As well, if this blow-up serves as a general wake-up call for depositors to park their money in higher yielding money market funds rather than in savings and checking accounts that still often yield almost nothing, banks will struggle with the price of funding and a creeping credit crunch could now be on the way in the months ahead. This has us suddenly watching signs of funding stress and credit spreads far more than incoming data, which will likely now take a back seat. (By the way, US Feb. CPI out in-line with expectations, save for a slightly firmer +0.5% MoM core number). Financial conditions will be more important for the greenback from here than Fed expectations (also likely a derivative of financial conditions as long as these are worsening).

The sudden revelation of how fragilized the US banking sector has become in the wake of the Fed’s  vicious tightening regime saw the market erasing most of the anticipated further Fed policy tightening for the cycle and sharply bringing forward the anticipated timing of an ensuing easing cycle. Since last Wednesday, we’ve gone from pricing in more than 100 basis points of further tightening through the July FOMC meeting and a 5% two-year US treasury yield to pricing in odds of 50 basis points of cuts by the July FOMC meeting at yesterday’s market nadir (now a mere -10 basis points as of this writing), with the 2-year yield trading south of 4% overnight and this morning (now backed up close to 4.25%). Some are already clamoring for the Fed to cut rates while others see a pause or even for at least another 25 basis points of tightening to any sense of panic.

The ECB is in an awkward place with its meeting on Thursday and if conditions remain nervously stable, could go ahead and hike 50 basis points but loosen its commitment to further tightening as it ponders the risk of contagion from the resetting of financial conditions lower after the US bank crisis emerged so suddenly out of the blue.

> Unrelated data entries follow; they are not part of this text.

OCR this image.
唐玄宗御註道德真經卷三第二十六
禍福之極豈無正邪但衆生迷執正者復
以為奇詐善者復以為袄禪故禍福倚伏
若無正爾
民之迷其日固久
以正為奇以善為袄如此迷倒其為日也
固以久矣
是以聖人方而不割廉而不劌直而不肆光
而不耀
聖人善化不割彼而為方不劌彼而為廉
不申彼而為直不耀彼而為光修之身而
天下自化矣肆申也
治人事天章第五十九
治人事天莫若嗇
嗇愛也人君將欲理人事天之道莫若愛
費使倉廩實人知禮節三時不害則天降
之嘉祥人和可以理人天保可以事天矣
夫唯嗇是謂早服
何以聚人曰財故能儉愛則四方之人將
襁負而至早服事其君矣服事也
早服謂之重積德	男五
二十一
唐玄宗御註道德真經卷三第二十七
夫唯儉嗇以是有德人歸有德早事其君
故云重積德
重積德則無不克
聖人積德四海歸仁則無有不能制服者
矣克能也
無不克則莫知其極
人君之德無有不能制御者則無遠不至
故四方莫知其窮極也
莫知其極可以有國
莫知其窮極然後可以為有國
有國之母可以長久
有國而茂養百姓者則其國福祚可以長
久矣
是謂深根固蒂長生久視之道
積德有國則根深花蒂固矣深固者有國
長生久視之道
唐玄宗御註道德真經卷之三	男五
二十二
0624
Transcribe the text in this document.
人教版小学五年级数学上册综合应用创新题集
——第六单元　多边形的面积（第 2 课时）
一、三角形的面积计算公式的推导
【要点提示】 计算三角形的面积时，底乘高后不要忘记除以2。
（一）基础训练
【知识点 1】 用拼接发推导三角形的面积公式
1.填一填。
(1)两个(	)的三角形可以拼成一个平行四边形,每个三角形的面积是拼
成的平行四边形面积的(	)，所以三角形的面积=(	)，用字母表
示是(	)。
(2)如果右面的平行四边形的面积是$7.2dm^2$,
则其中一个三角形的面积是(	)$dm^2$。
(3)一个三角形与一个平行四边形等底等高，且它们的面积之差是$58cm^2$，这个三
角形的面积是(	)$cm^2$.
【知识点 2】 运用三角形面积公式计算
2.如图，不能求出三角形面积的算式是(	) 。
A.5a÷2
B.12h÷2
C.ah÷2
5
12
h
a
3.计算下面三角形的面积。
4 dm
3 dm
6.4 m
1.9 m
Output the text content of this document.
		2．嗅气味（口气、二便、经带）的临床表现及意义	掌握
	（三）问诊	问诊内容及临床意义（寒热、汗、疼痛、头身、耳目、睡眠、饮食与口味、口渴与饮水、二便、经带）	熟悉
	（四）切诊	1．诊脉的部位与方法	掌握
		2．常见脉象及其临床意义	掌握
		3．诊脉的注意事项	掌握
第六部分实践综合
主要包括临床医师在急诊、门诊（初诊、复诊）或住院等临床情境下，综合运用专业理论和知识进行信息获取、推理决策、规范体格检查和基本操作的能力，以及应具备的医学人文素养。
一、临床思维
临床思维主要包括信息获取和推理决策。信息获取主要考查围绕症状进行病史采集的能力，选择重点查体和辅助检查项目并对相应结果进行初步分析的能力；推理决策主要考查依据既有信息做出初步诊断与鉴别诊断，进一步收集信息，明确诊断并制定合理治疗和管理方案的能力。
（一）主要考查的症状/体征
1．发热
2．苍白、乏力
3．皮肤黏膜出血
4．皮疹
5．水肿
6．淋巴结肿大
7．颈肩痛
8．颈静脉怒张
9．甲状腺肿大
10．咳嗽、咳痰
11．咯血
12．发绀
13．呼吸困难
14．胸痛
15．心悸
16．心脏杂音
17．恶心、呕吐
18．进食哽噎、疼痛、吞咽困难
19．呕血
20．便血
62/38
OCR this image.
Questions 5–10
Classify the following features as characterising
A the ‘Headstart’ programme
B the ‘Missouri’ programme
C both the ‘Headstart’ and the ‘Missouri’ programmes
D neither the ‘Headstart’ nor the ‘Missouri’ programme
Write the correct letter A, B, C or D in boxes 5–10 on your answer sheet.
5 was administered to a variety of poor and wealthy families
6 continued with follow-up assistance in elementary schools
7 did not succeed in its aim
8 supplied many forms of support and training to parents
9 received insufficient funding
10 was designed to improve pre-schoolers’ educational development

The yield-spread has tightening in favour of the euro since last Thursday with a more aggressive expectation of the Fed to be in cutting mode sometime in Q3, while ECB expectations have merely receive a haircut, and still are looking for Lagarde and company to hike another 100 bps total through the October meeting (with about +40 bps price for this Thursday, i.e., a significant minority looking for a smaller rate hike.) The meeting may not serve as much of a catalyst if financial conditions are deteriorating again over the decision. Technically, watching the 61.8% Fibo retracement at 1.0842 if this psychological 1.0750 area falls.

Source: Saxo Group

The first rule of shock developments across markets is that traders will move first to simply deleverage existing positions to shed risk. That is the most likely proximate driver of an extreme move like the shockingly steep rally in USDMXN since last Thursday. MXN had become a relative star performer starting last year with the notable strength even against a strong US dollar as an EM currency that was in the vanguard of responsibly taking its policy rates to credibly close to or even beyond inflation levels. Further strength has been found on the deglobalization theme as Mexico is seen as a long-term winner in the US friend-shoring and reshoring of manufacturing away from China. A report on February 28 that Tesla would build a gigafactory in Mexico touched off the last leg of USDMXN downside to below 18.00 at times. This sharp backup is a wakeup call for those enjoying the MXN carry trade over the last many months. I have a hard time seeing new lows emerging any time in the near future, given the scale of the back-up here.

Table: FX Board of G10 and CNH trend evolution and strength.
The Swiss franc and gold are getting the most out of the current situation, with the USD so far merely deflating sharply after its recent rally and not yet in a downtrend. Note the relative weakness across most of the G-10 smalls, though note EURSEK comments below.

Source: Bloomberg and Saxo Group

Table: FX Board Trend Scoreboard for individual pairs.
The USD is rolling over into a downtrend in places – note USDCHF and UDSJPY as the most prominent an well developed examples, but the move will need to stick through another couple of days of action. EURSEK posted a smart bearish reversal on a test above the prior 11.44 high.